The drones, which are mostly autonomous, can run independently. The drones also may improve upon existing mapping techniques. Myron, who spent last summer working on conservation efforts for the nonprofit African People and Wildlife Fund, noted that although current geographic information system technology—which generates digital data representations of real landscapes, including objects like trees or waterways—is a powerful tool, researchers sometimes face problems with data quality.

“If you’re working in developing countries, you never know what geospatial data you will be able to find,” Myron said. “With... Google Earth, you can do a lot of geospatial analysis without even leaving your computer. It’s pretty incredible what technology allows you to do... but there’s still obviously a lot of value in going to places like Africa and making sure your data is accurate.”

Drones could eliminate this problem of accuracy because they would be capable of obtaining real-time pictures, she added, while allowing researchers to see areas that may be otherwise inaccessible.

Although scientists at Duke have not yet worked with the drones, Pimm said it is applicable to some of their research. Pimm also works with the Big Cats Initiative, a National Geographic program that funds action-oriented conservation efforts for cheetahs, leopards, lions, tigers, jaguars and other big cats. National Geographic uses materials that Duke students and researchers produce to help inform decisions for the initiative, said Andrew Jacobson, who coordinates BCI activities at Duke. Jacobson received a master’s of environmental management from the Nicholas School in 2010.

Jacobson’s current project centers on making maps to show big cat ranges and distributions and understanding pressures on their habitats. Members of BCI also analyze the effectiveness of grantees’ conservation actions, he noted.

“We’re hoping to do a drone this summer and put it out in the field and do a field test for the [BCI],” Jacobson said.
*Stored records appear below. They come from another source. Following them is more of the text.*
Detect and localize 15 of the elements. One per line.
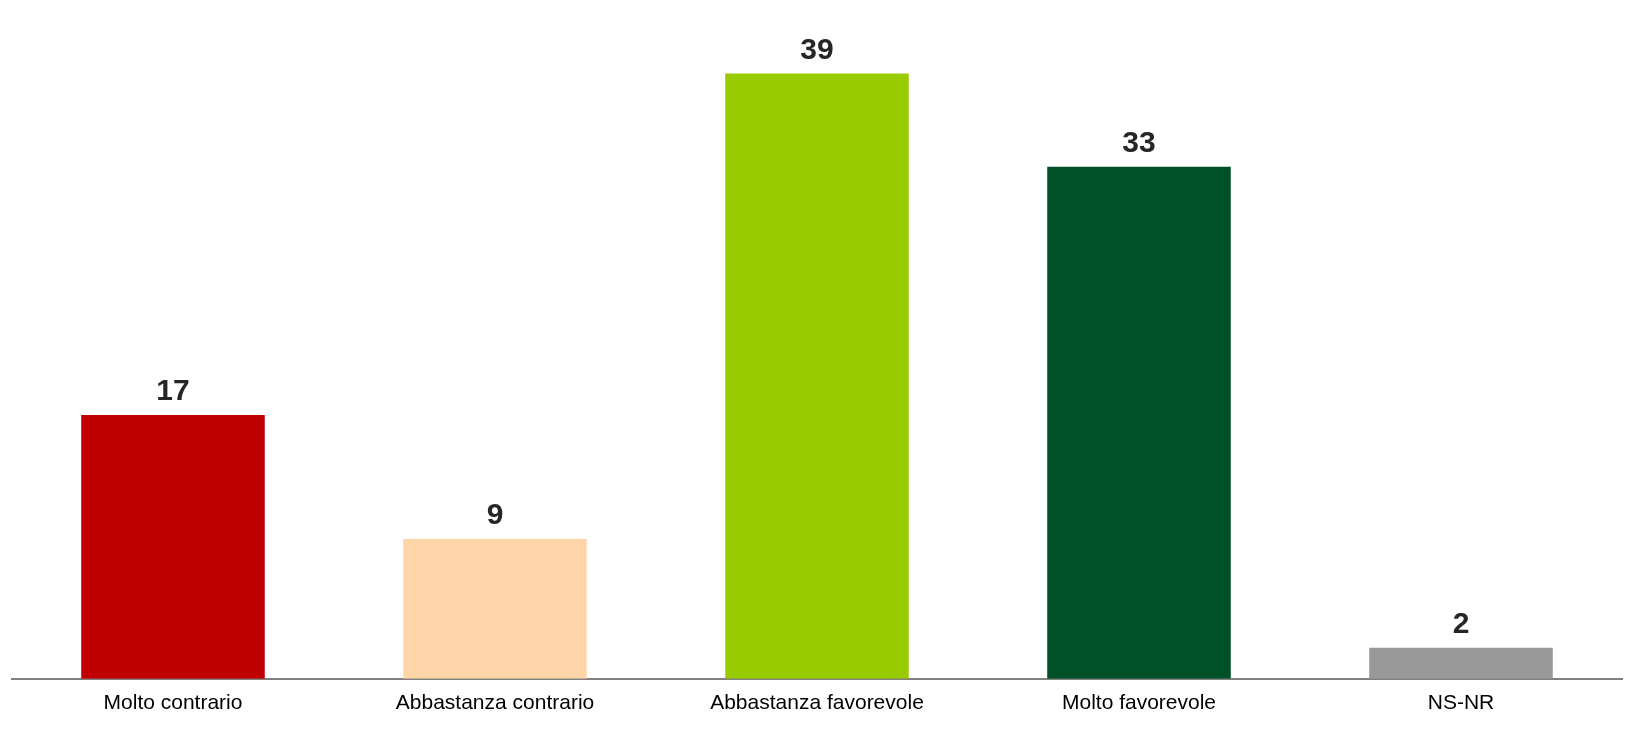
data-label: 39	[800, 31, 834, 65]
bar	[725, 73, 909, 679]
bar	[403, 539, 587, 679]
bar	[1369, 647, 1553, 679]
data-label: 9	[486, 497, 504, 531]
x-tick-label: Abbastanza favorevole	[710, 690, 924, 714]
x-tick-label: Molto contrario	[103, 690, 243, 714]
bar	[1047, 166, 1231, 679]
bar	[81, 414, 265, 679]
x-tick-label: Molto favorevole	[1061, 690, 1217, 714]
x-tick-label: NS-NR	[1427, 690, 1495, 714]
data-label: 33	[1122, 124, 1156, 158]
data-label: 2	[1452, 606, 1470, 640]
data-label: 17	[156, 373, 190, 407]
x-tick-label: Abbastanza contrario	[395, 690, 595, 714]
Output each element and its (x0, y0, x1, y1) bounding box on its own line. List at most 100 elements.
Charles Welch, conservation coordinator for the Duke Lemur Center, also noted that having a constant source of current information would be invaluable to researchers and to locals in a given area. For his work in particular, drone technology could allow researchers to view lemur habitats—or whole forests. But drone technology would not necessarily be useful for all of his conservation efforts, like studying lemur behavior.

“In the area we’re working in, there are some really remote parts of it that take days of walking even to get there,” he said. “The most useful thing would be for the Madagascar National Parks to have use of the drones.... Imagine if they had that kind of technology and the funds to run it, they could really keep an eye on protected [forest] areas.”

Researchers hope to provide drone technology to conservationists in Africa using a grant from BCI, Pimm noted.

In addition to aiding researchers’ work, Pimm sees conservation drones as having utility for crowdsourcing efforts. Conservation drones can take thousands of photographs, which researchers can stitch together and put online for public viewing.

“You want to get people engaged in counting them—the more eyes the better,” he said. “The idea will be to get people to be sort of virtual park rangers.”